Cohorts

How to use cohorts in building financial models

Cohorts are subsets of users, customers, or other entities that share common characteristics. Grouping data into cohorts allows us to find patterns, trends, and insights that might otherwise be hidden in the overall dataset.

Types of cohorts

The most common types of cohorts in financial modeling include:

  • Acquisition cohorts: Group users based on when they first signed up or became a customer (e.g. all users that first made a purchase in January 2024).
  • Behavioral cohorts: Group users based on specific behaviors, such as making a purchase, subscribing to a service, or interacting with a particular feature (e.g. all users that have made a purchase in the last 60 days).
  • Time-based cohorts: Group users or customers by their interaction within certain time periods (e.g., week one, month two, etc.).

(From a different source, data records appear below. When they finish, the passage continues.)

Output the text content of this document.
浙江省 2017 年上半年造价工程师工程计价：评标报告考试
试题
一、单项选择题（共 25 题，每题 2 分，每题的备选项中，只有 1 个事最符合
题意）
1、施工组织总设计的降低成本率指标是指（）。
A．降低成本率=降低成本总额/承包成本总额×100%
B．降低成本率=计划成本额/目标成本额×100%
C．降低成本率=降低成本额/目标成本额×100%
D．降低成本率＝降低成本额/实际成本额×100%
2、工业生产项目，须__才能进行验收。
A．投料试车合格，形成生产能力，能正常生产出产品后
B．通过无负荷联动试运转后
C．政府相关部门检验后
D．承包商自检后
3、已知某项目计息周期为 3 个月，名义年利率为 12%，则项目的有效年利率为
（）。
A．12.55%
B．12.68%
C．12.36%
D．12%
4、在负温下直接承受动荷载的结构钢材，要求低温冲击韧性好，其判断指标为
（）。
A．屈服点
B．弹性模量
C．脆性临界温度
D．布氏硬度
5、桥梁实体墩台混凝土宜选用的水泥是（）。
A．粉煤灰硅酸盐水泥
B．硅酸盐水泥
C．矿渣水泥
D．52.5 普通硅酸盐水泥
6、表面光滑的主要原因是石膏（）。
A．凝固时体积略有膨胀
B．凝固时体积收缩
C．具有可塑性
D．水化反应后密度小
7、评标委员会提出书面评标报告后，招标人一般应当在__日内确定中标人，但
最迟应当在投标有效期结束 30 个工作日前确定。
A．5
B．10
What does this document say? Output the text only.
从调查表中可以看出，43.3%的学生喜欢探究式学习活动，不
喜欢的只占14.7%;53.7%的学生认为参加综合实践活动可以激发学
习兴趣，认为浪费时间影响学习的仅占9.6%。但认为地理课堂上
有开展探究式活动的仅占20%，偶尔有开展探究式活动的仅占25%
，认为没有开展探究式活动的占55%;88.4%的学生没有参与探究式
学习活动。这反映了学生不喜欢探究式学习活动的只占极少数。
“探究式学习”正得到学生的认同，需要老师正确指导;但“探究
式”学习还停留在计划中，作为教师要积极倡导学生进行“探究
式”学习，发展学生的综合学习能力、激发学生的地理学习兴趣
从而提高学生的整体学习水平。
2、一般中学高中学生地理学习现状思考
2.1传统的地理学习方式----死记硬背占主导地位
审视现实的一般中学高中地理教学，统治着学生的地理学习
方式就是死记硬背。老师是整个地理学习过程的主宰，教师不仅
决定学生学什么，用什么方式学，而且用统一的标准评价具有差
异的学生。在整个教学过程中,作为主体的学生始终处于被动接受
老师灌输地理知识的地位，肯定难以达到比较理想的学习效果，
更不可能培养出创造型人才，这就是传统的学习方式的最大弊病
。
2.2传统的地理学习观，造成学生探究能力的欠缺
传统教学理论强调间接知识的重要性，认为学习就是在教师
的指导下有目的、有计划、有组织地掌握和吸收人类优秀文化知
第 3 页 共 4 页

Particularly powerful for tracking user behavior and performance metrics across different time periods.

Often we will combine approachs, creating cohorts based on user behavior or acquisition time period and using time-based cohorts to see the trends over time for those subsets. Here's a few examples of what we could use that approach to:

  1. Track customer retention. How long do users stay with active? If you acquire 100 customers in January 2024, how many are still active after three months, six months, and one year?
  2. Measure user engagement. How often do users log in? What is their frequency of use in months 1, 2, 3, etc? What types of engagement actions do they take?
  3. Evaluate marketing campaigns. How do users perform after being acquired through a particular campaign? Are there differences in the characteristics orperformance of the January 2024 cohort compared to the April 2024 cohort?
  4. Analyze product performance. How does user adoption and engagement change over time for new features?
  5. Track revenue growth over time. Do customers change their spending behavior over time? When does the total revenues pay back the acquisition cost? What is the LTV of certain types of users?
  6. Analyze churn and retention. Are there certain months where customers churn more? Do customers acquired in certain months churn differently?
  7. Understand feature adoption. Are there certain features that users adopt at certain times in their customer lifecycle? Are there usage trends that could help change onboarding strategies?

More on how cohorts are used in modeling revenues at Mastering Revenue Models.

Forecasting using cohorts

Of course, all of these examples are focused on analyzing historical data. We can also use cohorts for forecasting. The typical approach is to use time-based cohorts where you list the periods in which users or customers were first acquired, and then forecast their performance - retention, revenues, etc. - going forward.

The key is to identify the cohorts that are most revelant to your business and can help highlight important narratives or make key strategic and tactical decisions. Segment the data into relevant customer sets, user groups, product behavioral characteristics, or other aspects that are important to understand or may have differential changes in performance in the future. Setup your data sources so you can slice the data into subsets, analyze their past performance, use that to create a baseline forecast to use for future cohorts, and then forecast the size and performance of future cohorts.

How to use

Cohorts are built into many Foresight financial model templates, including:

  1. Standard Financial Model
  2. Ecommerce Forecasting Tool
  3. Venture Capital Model, Rolling Funds
  4. Fund of Funds

The structure is straightforward, the hard part often comes down to creating the standard forecast curve to then apply to each cohort, which is typically forecasted to grow each period. For example, you could use historical data to calculate the average revenue retention per month for 1 user over the first 12-24 months from date of acquisition, and then use that standard curve to apply to each cohort. Each cohort can be a different size - the number of users forecasted to acquire in each period - and then you can use the historical curve to forecast the future performance.